To further explore the clinical significance of the difference in estimated clearance of perphenazine among these subpopulations, a response or tolerability analysis between these subpopulations should be performed. Due to lack of response data, we compared the administered dose across each of the subpopulations (Table 5). This evaluation was based on the assumption that physicians titrated the dose upward to achieve desired effects or titrated downward to avoid side effects and that these effects were concentration related. The average dose administered to active smokers was significantly higher than in patients who were not active smokers. In addition, the dose administered to African American was slightly higher than that to Caucasian patients, but this difference was not statistically significant. Therefore, until the mechanisms associated with the observed racial difference in perphenazine clearance are better understood, smoking status seems to be a more clinically significant factor for dose adjustment.
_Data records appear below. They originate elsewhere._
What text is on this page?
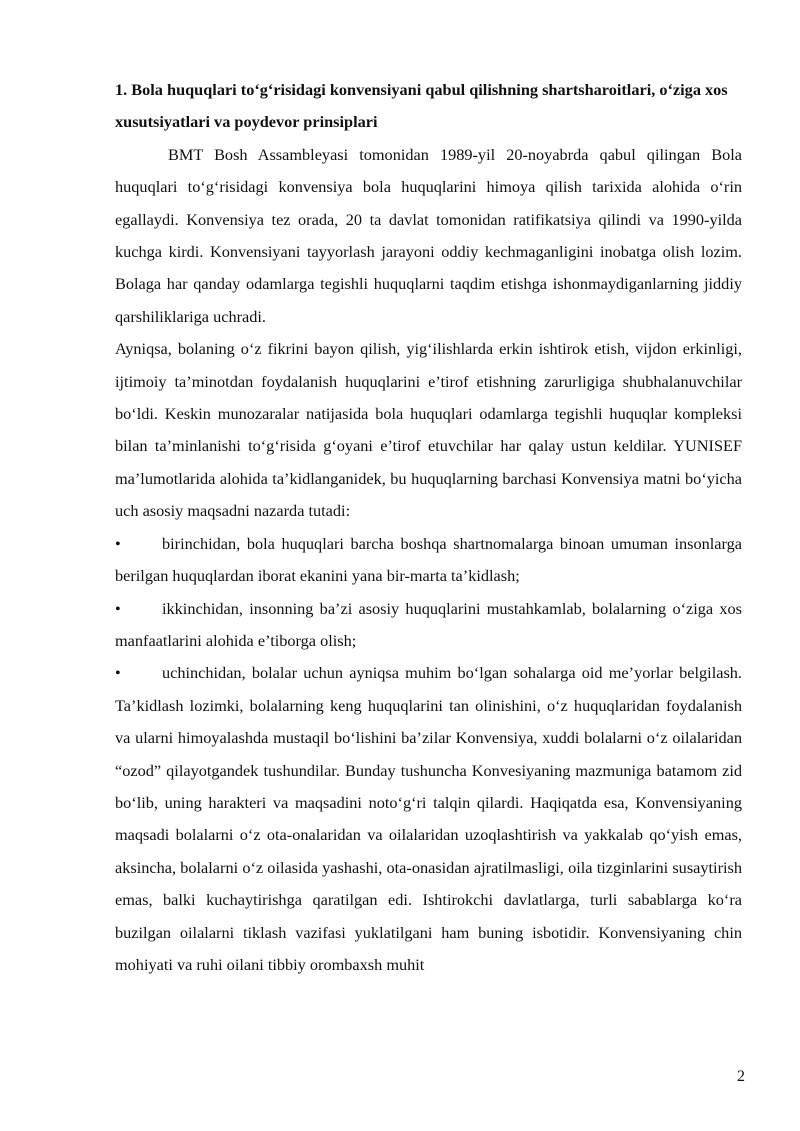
1. Bola huquqlari to‘g‘risidagi konvensiyani qabul qilishning shartsharoitlari, o‘ziga xos xusutsiyatlari va poydevor prinsiplari

BMT Bosh Assambleyasi tomonidan 1989-yil 20-noyabrda qabul qilingan Bola huquqlari to‘g‘risidagi konvensiya bola huquqlarini himoya qilish tarixida alohida o‘rin egallaydi. Konvensiya tez orada, 20 ta davlat tomonidan ratifikatsiya qilindi va 1990-yilda kuchga kirdi. Konvensiyani tayyorlash jarayoni oddiy kechmaganligini inobatga olish lozim. Bolaga har qanday odamlarga tegishli huquqlarni taqdim etishga ishonmaydiganlarning jiddiy qarshiliklariga uchradi.

Ayniqsa, bolaning o‘z fikrini bayon qilish, yig‘ilishlarda erkin ishtirok etish, vijdon erkinligi, ijtimoiy ta’minotdan foydalanish huquqlarini e’tirof etishning zarurligiga shubhalanuvchilar bo‘ldi. Keskin munozaralar natijasida bola huquqlari odamlarga tegishli huquqlar kompleksi bilan ta’minlanishi to‘g‘risida g‘oyani e’tirof etuvchilar har qalay ustun keldilar. YUNISEF ma’lumotlarida alohida ta’kidlanganidek, bu huquqlarning barchasi Konvensiya matni bo‘yicha uch asosiy maqsadni nazarda tutadi:

•	birinchidan, bola huquqlari barcha boshqa shartnomalarga binoan umuman insonlarga berilgan huquqlardan iborat ekanini yana bir-marta ta’kidlash;

•	ikkinchidan, insonning ba’zi asosiy huquqlarini mustahkamlab, bolalarning o‘ziga xos manfaatlarini alohida e’tiborga olish;

•	uchinchidan, bolalar uchun ayniqsa muhim bo‘lgan sohalarga oid me’yorlar belgilash. Ta’kidlash lozimki, bolalarning keng huquqlarini tan olinishini, o‘z huquqlaridan foydalanish va ularni himoyalashda mustaqil bo‘lishini ba’zilar Konvensiya, xuddi bolalarni o‘z oilalaridan “ozod” qilayotgandek tushundilar. Bunday tushuncha Konvesiyaning mazmuniga batamom zid bo‘lib, uning harakteri va maqsadini noto‘g‘ri talqin qilardi. Haqiqatda esa, Konvensiyaning maqsadi bolalarni o‘z ota-onalaridan va oilalaridan uzoqlashtirish va yakkalab qo‘yish emas, aksincha, bolalarni o‘z oilasida yashashi, ota-onasidan ajratilmasligi, oila tizginlarini susaytirish emas, balki kuchaytirishga qaratilgan edi. Ishtirokchi davlatlarga, turli sabablarga ko‘ra buzilgan oilalarni tiklash vazifasi yuklatilgani ham buning isbotidir. Konvensiyaning chin mohiyati va ruhi oilani tibbiy orombaxsh muhit

2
Similar to olanzapine 14 and risperidone 23, 29 in the CATIE trial, there were very large variabilities in perphenazine exposure. Jerling et al. 8 also reported wide variability for the PK of perphenazine. This wide variability in drug exposure, which may result from sociologic (e.g. adherence etc.) or biological factors (CYP 2D6 polymorphism expression rates), poses a clinical challenge in schizophrenia treatment and may be one of the reasons for the high discontinuation rate observed in CATIE study. Another potential contributor to the large degree of exposure variability observed for perphenazine in this study relates to the nature of the dosage input information and assumptions. The PPK models were developed based on patient reported last dosing time along with the assumption of steady state and full adherence. In a study of escitalopram30, it was shown that inaccurate dosing history and patient adherence information affected estimation of absorption rate, volume of distribution, but not the clearance parameters for escitalopram.
In conclusion, race and smoking status in the past week were identified as two significant covariates affecting clearance. The dosage regimen of perphenazine in these populations may need to be adjusted clinically based on patients smoking status.